Je hebt alleen maar iets aan kritische adviseurs/commissarissen. Mensen die durven doorvragen, lastig zijn en vragen om bewijzen, soms zelfs een beetje afstandelijk formeel kunnen doen. Zowel sparringpartner zijn als luisterend oor of ontladingspaaltje als het een keer emotioneel krult in de familiedirectie. Je moet als DGA op zoek zijn naar een samenwerking, die zowel formeel als informeel is om het contact niet te verliezen.Een goede commissaris heeft invloed zonder aan de knoppen te zitten. Je moet als commissaris zeker niet te weinig informatie hebben maar ook niet te veel. Hoofdzaken scheiden van bijzaken, zodat je als “externe” mee kunt helpen de risico’s te overzien.En realiseer je als externe familiebedrijfcommissaris dat sommige beslissingen nu eenmaal des familie zijn.
Criteria
Bij benoemingen in je directie gelden maar twee criteria:
- Wat voor leiderschapsstijl is nodig om de gewenste veranderingsdoelen te bewerkstelligen.
- Is mijn directie wel zó samengesteld dat ze samen een crisissituatie kunnen opvangen.
Als het niet regent is er immers geen tent die lekt. Zorg bij aannames van familieleden in het bedrijf onder alle omstandigheden dat een externe mee oordeelt of dat dit de juiste m/v op de juiste plek is.
Zorg voor regelmatige bijeenkomsten van directie en RvC SAMEN met alle familieaandeelhouders, ook de niet actief betrokkenen. Hou ze op de hoogte van uw investeringen, de risico’s, uw zorgen en de ontwikkelingen van het bedrijf, wat goed gaat maar ook wat fout gaat.Laat ze meepraten en dat is iets anders dan meebeslissen. Bij Sligro hebben we twee keer per jaar met de familie, ondanks onze beursgenoteerde, een “Poolse Landdag”, we konden er echt geen beter passende naam voor vinden. De hoogte van het voorgestelde dividend is bij ons natuurlijk jaarlijks het hoogtepunt van de besprekingen. Maar ook de kwaliteit van de groente in de Emte supermarkten. En ondertussen voelen we ons allemaal betrokken en krijgen we allemaal de kans de veelal externe directie te leren kennen en vooral te leren vertrouwen. Zo zijn er nog wel wat meer familiespelregels, die zorgen dat ons bedrijf, ondanks onze beursnotering, toch gezond blijft functioneren binnen onze familiewaarden -normen en -cultuur.
Conclusie
Mijn conclusie heeft u aan het begin al gelezen, we laten ons, als familiebedrijven, niet wéér zonder verzet leiden naar wéér extra regels en controles.
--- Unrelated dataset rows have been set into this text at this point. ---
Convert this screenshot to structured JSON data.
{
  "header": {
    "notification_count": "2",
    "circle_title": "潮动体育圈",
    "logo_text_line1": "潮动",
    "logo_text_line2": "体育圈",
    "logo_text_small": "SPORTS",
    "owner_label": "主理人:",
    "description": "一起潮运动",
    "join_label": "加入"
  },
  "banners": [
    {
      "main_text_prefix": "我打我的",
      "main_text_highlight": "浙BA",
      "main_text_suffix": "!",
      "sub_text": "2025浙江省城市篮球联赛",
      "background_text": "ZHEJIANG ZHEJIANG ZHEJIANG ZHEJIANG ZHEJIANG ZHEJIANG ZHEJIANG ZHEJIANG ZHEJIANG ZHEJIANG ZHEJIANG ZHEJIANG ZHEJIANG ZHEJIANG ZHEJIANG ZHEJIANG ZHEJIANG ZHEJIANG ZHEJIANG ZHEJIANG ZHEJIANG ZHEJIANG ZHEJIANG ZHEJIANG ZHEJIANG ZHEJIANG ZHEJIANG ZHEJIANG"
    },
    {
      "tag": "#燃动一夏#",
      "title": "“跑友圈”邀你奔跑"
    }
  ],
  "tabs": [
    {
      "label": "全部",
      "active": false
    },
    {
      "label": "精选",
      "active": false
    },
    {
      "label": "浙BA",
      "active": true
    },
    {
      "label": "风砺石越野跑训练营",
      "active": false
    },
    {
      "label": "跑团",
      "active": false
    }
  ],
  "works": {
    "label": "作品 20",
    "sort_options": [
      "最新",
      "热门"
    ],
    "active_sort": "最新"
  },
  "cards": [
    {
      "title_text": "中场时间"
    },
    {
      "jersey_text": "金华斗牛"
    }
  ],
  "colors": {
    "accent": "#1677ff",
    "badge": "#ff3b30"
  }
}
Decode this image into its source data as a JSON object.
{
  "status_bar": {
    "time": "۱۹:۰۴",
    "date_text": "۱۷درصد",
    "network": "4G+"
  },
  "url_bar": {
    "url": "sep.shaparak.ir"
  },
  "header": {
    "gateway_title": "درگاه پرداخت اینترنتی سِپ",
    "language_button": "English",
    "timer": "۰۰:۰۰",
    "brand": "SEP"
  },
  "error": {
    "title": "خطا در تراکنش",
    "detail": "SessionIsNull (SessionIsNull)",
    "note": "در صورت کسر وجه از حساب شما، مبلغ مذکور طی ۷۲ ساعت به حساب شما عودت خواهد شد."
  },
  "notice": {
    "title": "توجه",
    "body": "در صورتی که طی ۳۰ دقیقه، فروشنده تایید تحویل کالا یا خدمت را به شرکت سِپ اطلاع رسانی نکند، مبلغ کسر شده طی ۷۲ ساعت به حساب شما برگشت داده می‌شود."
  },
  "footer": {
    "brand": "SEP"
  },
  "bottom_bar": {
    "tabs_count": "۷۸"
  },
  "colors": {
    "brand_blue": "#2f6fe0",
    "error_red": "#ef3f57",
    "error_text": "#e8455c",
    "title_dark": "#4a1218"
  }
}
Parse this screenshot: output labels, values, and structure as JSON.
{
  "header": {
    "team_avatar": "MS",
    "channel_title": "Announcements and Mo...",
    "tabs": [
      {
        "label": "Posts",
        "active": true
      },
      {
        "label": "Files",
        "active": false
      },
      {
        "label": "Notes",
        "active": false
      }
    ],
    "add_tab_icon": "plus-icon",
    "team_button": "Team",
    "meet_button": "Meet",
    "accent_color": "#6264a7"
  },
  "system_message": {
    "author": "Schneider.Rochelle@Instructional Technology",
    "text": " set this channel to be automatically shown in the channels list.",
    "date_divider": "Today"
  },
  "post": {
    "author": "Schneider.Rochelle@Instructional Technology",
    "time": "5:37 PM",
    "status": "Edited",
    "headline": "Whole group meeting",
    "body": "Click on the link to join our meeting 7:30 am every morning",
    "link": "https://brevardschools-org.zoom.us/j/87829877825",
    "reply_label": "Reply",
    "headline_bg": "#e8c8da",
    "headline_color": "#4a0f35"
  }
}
Het zijn sluipmoordenaars die overheidsjongens. Als je ze een vinger geeft dan grijpen ze de hele hand. En als ons iets de laatste dagen weer duidelijk is geworden dan is het wel dat ze nog onbetrouwbaar zijn ook. We zitten echt niet te wachten op wéér méér regeltjes en extra werk en aandacht afleiden van het echte ondernemen. Maar loop ook niet weg, binnen uw familiebedrijf, voor extern toezicht, controle en advies.
Heeft u als DGA een goede moeder, een goede vrouw en een goede CFO, dan kan u nooit iets overkomen, want dan heeft u de maximale C.G. al in uw directe omgeving. Zij zorgen samen wel voor een verhoogd bewustzijn ten aanzien van uw eigen functioneren.